Giovanni aspetta Cristo in  prigione e non seduto in cattedra!                                                                    4. La speranza, davvero radicata sulla fede, non si lascia scoraggiare dai fatti negativi. La speranza è più forte dei fatti, non li aggira ma li modifica. Se io credo che il mondo sarà cambiato, non è perché io intravedo nel groviglio delle passività esistenziali qualche segno positivo, qualche promessa di bene, ma perché c’è la promessa di Dio. Io mi appoggio sulla promessa immutabile di Dio. E perciò la speranza si traduce in pazienza, pazienza non in senso passivo, ma come coraggio, ottimismo, impegno. Avremo sempre più bisogno di questa pazienza, perché oggi sono crollati tanti scenari religiosi, che consolavano i credenti di ieri. Oggi i cristiani dovranno distinguersi non per l’ostinata ripetizione del “depositum fidei”, ma per la volontà di cambiare il mondo, di renderlo come Dio vuole. Per misurare se uno è cristiano o no, gli dobbiamo chiedere non “Che cosa credi?” ma “Che cosa speri?”. Un cristiano che non spera niente, che pensa solo a se stesso, che non si preoccupa delle speranze/angosce dell’umanità, è un cattivo cristiano! Le nostre inquietudini spesso sono inquietudini di gente soddisfatta (per esempio, come dimagrire); le nostre speranze sono spesso piccolo-borghesi (per esempio, come ottenere uno stipendio più alto). La nostra speranza parte, quindi, da una situazione di abuso, di benessere, di intellettualismo. Ecco perché l’Occidente cristiano è attraversato da una stanchezza mortale. Ci contentiamo delle riforme delle riforme, ma non interveniamo in radice, e perciò aumenta l’inquietudine! Per fortuna, nel mondo ci sono tanti segni di speranza! Dobbiamo guardare con simpatia questi germi di bene, dovunque appaiano, senza chiederci se sono nati nella nostra Chiesa o in un’altra.

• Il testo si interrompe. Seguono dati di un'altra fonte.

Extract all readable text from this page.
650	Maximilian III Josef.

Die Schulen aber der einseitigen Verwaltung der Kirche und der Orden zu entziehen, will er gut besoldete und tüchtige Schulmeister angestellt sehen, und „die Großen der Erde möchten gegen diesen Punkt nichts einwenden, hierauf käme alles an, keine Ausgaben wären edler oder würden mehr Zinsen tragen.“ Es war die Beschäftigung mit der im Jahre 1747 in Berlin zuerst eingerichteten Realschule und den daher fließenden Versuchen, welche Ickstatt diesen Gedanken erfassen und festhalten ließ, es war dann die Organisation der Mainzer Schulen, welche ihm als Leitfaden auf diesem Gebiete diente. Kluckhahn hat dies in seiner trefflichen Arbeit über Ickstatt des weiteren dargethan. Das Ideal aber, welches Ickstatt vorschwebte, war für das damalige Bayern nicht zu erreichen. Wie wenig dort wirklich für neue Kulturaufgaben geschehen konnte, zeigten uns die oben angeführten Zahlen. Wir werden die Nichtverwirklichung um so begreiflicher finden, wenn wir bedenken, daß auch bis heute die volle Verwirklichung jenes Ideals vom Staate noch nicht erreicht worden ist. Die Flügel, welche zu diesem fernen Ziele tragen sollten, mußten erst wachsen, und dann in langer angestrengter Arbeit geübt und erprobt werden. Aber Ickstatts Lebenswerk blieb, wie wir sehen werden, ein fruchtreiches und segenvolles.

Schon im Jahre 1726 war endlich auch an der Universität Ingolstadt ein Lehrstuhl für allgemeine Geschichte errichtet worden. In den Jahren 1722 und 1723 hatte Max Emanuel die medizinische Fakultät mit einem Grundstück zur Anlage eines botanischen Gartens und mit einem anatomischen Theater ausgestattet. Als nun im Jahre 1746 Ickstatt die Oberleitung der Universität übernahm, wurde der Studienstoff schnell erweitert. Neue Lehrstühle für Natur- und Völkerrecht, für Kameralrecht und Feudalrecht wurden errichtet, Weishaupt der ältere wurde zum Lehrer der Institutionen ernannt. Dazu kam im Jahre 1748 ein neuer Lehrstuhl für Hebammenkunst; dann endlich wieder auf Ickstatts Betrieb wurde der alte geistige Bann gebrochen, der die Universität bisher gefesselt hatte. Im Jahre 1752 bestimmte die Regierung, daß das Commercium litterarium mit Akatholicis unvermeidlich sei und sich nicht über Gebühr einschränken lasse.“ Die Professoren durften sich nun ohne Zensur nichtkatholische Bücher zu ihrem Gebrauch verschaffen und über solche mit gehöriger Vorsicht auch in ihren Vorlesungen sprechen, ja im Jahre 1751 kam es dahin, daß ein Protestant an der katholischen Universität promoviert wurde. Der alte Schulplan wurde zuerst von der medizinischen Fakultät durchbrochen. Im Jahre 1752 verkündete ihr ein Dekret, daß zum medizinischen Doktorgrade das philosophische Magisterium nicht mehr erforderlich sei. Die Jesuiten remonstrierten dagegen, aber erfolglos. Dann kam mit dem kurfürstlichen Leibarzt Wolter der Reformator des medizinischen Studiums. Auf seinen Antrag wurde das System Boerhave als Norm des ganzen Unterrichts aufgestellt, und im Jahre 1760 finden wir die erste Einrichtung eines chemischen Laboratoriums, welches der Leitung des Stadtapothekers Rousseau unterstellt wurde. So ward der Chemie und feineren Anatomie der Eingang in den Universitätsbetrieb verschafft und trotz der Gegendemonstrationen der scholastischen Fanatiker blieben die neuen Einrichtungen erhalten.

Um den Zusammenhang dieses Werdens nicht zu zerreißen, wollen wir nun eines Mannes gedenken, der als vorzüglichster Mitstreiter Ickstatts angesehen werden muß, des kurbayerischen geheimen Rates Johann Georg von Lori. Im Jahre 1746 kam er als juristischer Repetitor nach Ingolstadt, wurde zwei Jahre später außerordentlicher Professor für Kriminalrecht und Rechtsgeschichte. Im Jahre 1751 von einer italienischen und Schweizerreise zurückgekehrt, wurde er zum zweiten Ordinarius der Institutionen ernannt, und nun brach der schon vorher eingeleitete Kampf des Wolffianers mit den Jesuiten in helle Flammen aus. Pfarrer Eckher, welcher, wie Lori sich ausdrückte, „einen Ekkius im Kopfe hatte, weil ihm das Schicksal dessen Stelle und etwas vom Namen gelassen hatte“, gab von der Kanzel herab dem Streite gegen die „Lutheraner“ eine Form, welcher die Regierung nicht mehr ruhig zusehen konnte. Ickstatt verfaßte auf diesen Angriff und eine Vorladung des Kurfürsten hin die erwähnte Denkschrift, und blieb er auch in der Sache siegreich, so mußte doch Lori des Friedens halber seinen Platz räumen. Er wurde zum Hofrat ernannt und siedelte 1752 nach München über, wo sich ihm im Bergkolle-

E diventare solidali con tutti gli operatori di speranza, non solo in modo sentimentale, ma attraverso un collegamento operativo. Con pazienza, compromettendosi come Giovanni il Battezzatore, che aspettava Cristo chiuso in una prigione e non seduto in una cattedra di teologia!

Lo sconcerto di Giovanni                                                                                                                              5. Quello che sconcertava Giovanni non erano le “parole” di Gesù ma le sue “opere”. Le “opere” si “vedono”, le “parole” si “ascoltano”. Negli ambienti ecclesiastici si parla molto, si predica molto … e si dicono anche cose sublimi. Perché c’è stato lo sconcerto di Giovanni? Giovanni aveva posto la sua speranza in un Messia che lottava contro il peccato. Invece Gesù ha lottato contro la sofferenza. Questo non entrava in testa a Giovanni. E soprattutto, quale prova portava Gesù di essere il messia? La prova portata da Gesù non è di carattere sacro, né spirituale, né religioso. È qualcosa di umano, molto umano: i ciechi vedono, gli zoppi camminano, i lebbrosi guariscono, i sordi odono, i morti risuscitano, i poveri ascoltano buone notizie. Coincidenza: sono sei, proprio come le sei opere buone del giudizio finale (Mt 25,35). Non ci entra in testa che la soluzione non sta nei discorsi, negli argomenti, nelle teorie e nei dogmi. Un’opera così semplice come una buona accoglienza, un sorriso, un silenzio opportuno, uno sguardo di tenerezza, una conversazione senza fretta, il riconoscere che abbiamo sbagliato … Queste “opere” sono salvezza e speranza. Il vangelo termina con le parole di Gesù: “Beato è colui che non si scandalizza di me”. Ma come è possibile che “rendere felici coloro che soffrono” sia una cosa che “scandalizza”? Perché ci sono teologi e catechisti che continuano a dire che la sofferenza è un dono divino, che la malattia ed il dolore ci avvicinano a Dio. Coloro che la pensano così, sono persuasi che la missione dei “rappresentanti di Dio” non è “dare felicità e vita”, ma “esigere obbedienza qui in terra e speranza nell’altra vita”. Per questo c’è gente che si scandalizza quando sente dire che Dio è presente nella gioia di vivere, nella felicità dell’affetto umano, nel piacere di sentirsi bene. Gesù ci avverte che bisogna stare in guardia di fronte agli “scandali” di questi insopportabili “bigotti” puritani e fanatici. BUONA VITA!

ואצּרנּה עקב   ‎ הוֹרני יהוה דּרך חקיך   (Ps 119:33)

  Insegnami, Signore, la tua volontà, e io la eseguirò!